HELP! Is that possible "creating a user named root but acturally not the administrator root"

Jerry McAllister jerrymc at
Thu Feb 11 19:10:30 UTC 2010

On Thu, Feb 11, 2010 at 01:58:07PM -0500, Bob Johnson wrote:

> On 2/11/10, Robert Huff <roberthuff at> wrote:
> >
> > Lin Taosheng writes:
> >
> >>      Is that possible to implementated?
> >
> Yes, use vipw to edit the password file. Add another username that is
> UID zero. The name "toor" is actually already there as an example of
> how to do that, but it is disabled because it has a "*" in the
> password field. After the new username is tested and you know it
> works, use vipw to replace the password field for "root" to an "*".
> Then root will still exist, but it will not be possible to log in to
> it. You could also delete the entire line for "root", but that gets
> farther into unusual territory and increases the chance that you will
> break something else by doing so.

If I take what the OP said literally, you are answering backwards.
The OP asked if it is possible to name a different account root - eg
one that is not UID 0.    You are answering that it is possible to
give an account other than root a UID 0.

Now, the OP may have meant to ask what you are answering and just
got it mixed up.   But, that was not the way the question went.

Anyway, even if it is possible to name a non-UID 0 account root, 
it is a very bad idea.   Too many things assume that the string 
'root' refers to the UID 0 account.   There may be something that
depends on it.

On the other side, it is possible to give an account with a different
name the UID of 0.  This is often done so someone can work at a root
level without using the root name - probably in hopes of controlling
things more tightly.   Maybe it might help a bit.
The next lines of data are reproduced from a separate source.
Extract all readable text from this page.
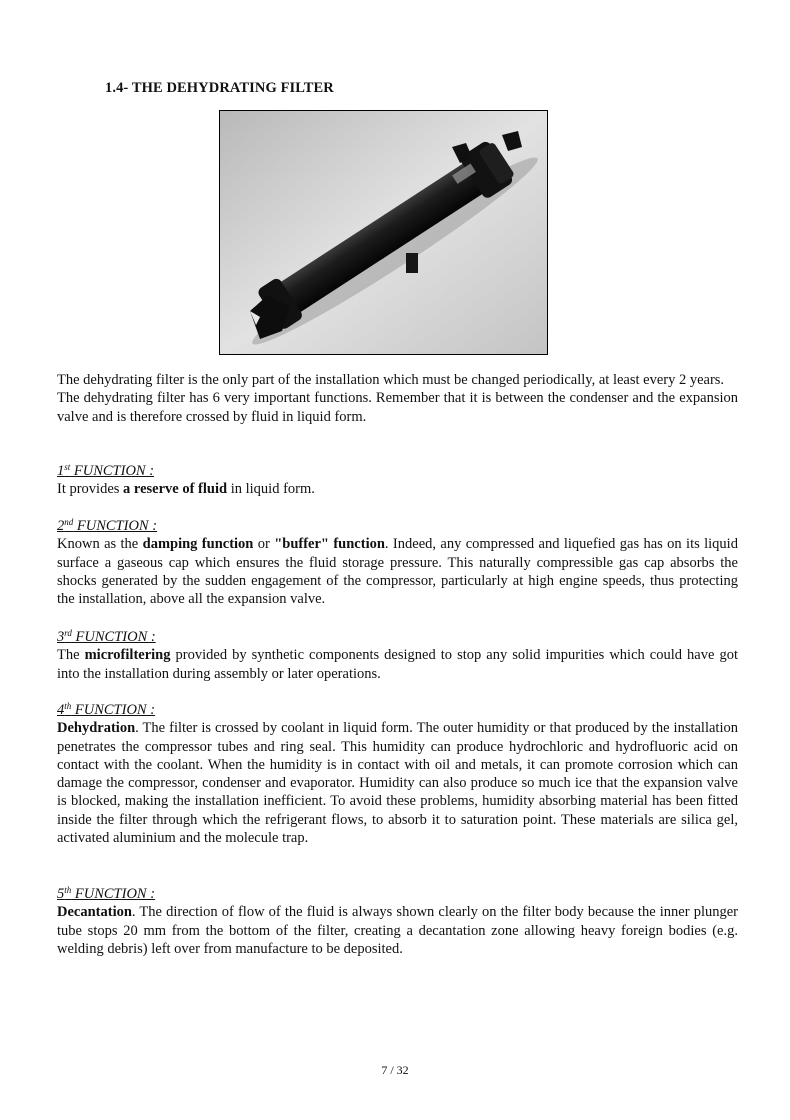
1.4- THE DEHYDRATING FILTER

The dehydrating filter is the only part of the installation which must be changed periodically, at least every 2 years.

The dehydrating filter has 6 very important functions. Remember that it is between the condenser and the expansion valve and is therefore crossed by fluid in liquid form.

1st FUNCTION :

It provides a reserve of fluid in liquid form.

2nd FUNCTION :

Known as the damping function or "buffer" function. Indeed, any compressed and liquefied gas has on its liquid surface a gaseous cap which ensures the fluid storage pressure. This naturally compressible gas cap absorbs the shocks generated by the sudden engagement of the compressor, particularly at high engine speeds, thus protecting the installation, above all the expansion valve.

3rd FUNCTION :

The microfiltering provided by synthetic components designed to stop any solid impurities which could have got into the installation during assembly or later operations.

4th FUNCTION :

Dehydration. The filter is crossed by coolant in liquid form. The outer humidity or that produced by the installation penetrates the compressor tubes and ring seal. This humidity can produce hydrochloric and hydrofluoric acid on contact with the coolant. When the humidity is in contact with oil and metals, it can promote corrosion which can damage the compressor, condenser and evaporator. Humidity can also produce so much ice that the expansion valve is blocked, making the installation inefficient. To avoid these problems, humidity absorbing material has been fitted inside the filter through which the refrigerant flows, to absorb it to saturation point. These materials are silica gel, activated aluminium and the molecule trap.

5th FUNCTION :

Decantation. The direction of flow of the fluid is always shown clearly on the filter body because the inner plunger tube stops 20 mm from the bottom of the filter, creating a decantation zone allowing heavy foreign bodies (e.g. welding debris) left over from manufacture to be deposited.

7 / 32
But, the FreeBSD system comes automatically set to you cannot log
in over the net with a root (eg a UID 0) account.   The recommended
way to get to root is to either use the console or to log in as a
non-root account using an encrypted path and then su(1) to root or
to a root account (eg one with UID 0).


> > 	For most purposes, what's important is not the account name,
> > but the User II.  "Root" is special because it has UID 0.  You can,
> > create other accounts with UIS 0 ... but it's usually a Very Bad
> > Idea.
> I know of no reason that this would be a bad idea. It is in fact
> useful in some situations to have more than one admin account, enough
> so that about a decade ago some effort was put into making sure it
> works properly when you do that in FreeBSD.
> > As far as I know, there's no reason you can't rename the "root"
> > account and have a non UID 0 account with that name.  On the other
> > hand, if you're asking this question there may be a better way to
> > accomplish your objective: would you care to share?
> Having an account named "root" that is not UID 0 (i.e. not an
> administrator), is likely to have unexpected side effects that you
> probably won't like. So even though it has theoretical security
> advantages (because unlike Windows, you can't remotely query FreeBSD
> and ask it the name of its administrator account), it probably isn't a
> good idea. A quick search turned up problems when people tried this in
> Debian, and I would expect similar issues in FreeBSD. But if you try
> it, I'd love to hear the result.
> If you are worried about remote logins to the root account, that is
> actually disabled by default in FreeBSD. The biggest hazard you face
> in that area is that if you configure SSH to use PAM login, the PAM
> subsystem can allow remote root logins when you think they are
> disabled. You have to be careful to configure SSH (and anything else
> that uses PAM) correctly in that situation.